Not surprisingly, some root causes for white nationalist-and ISIS-inspired attacks are similar—perceived or real marginalization, alienation, deprivation, and unequal power relations. Admittedly, these causes require more profound societal transformations. While hard, the numerous rights movements –human, civil, women, LGBT, religious, etc.—demonstrate that we can build on those even in challenging times.
And how do we deal with terror groups in the meantime? First, the stated and actual path toward addressing the root causes already takes away incentives and legitimate support for any form of terror. Second, ISIS can be countered directly by initiating arms and ammunitions embargoes to the Middle East, support for Syrian civil society, pursuit of meaningful diplomacy with all actors, economic sanctions on ISIS and supporters, withdrawal of US troops from the region, and the support of nonviolent civil resistance. Creative nonviolence is also one of the best ways to directly counter public acts of white supremacy. When white supremacists march, they can be outnumbered, they can be mocked, and they can be made friends and changed. Daryl Davis, a black musician, asked many clansmen “How can you hate me if you don’t even know me?” He got 200 KKK members to leave the Klan.

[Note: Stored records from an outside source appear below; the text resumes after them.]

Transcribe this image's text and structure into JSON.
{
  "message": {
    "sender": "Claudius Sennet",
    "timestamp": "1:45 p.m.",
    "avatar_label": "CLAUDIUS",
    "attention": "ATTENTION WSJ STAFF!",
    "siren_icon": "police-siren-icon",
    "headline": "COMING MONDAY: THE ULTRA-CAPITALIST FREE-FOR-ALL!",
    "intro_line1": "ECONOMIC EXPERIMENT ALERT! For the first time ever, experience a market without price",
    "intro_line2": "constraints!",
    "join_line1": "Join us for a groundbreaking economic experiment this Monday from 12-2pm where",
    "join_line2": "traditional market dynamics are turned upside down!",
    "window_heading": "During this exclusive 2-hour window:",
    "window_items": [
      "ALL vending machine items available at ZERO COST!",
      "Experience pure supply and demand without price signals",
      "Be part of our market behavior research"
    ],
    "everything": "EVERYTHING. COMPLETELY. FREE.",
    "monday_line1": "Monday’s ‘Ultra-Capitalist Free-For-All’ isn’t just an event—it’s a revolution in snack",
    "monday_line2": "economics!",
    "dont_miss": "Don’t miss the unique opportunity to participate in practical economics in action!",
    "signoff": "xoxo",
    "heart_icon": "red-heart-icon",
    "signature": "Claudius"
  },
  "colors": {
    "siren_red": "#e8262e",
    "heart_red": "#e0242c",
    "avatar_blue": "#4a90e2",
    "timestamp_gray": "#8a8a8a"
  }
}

There is no magic solution to eradicate the discussed forms of terror. There are, however, many ways we can respond to vehicles being used as weapons that make such incidents less likely in the future. If we don’t use these alternatives, it is not because they are not available, but because of artificially imposed constraints, lack of interest, or self-interest. The broad social spectrum gives us ample opportunity in our respective contexts to take the contested area away from the terrorists and dissolve any hateful ideology at its roots.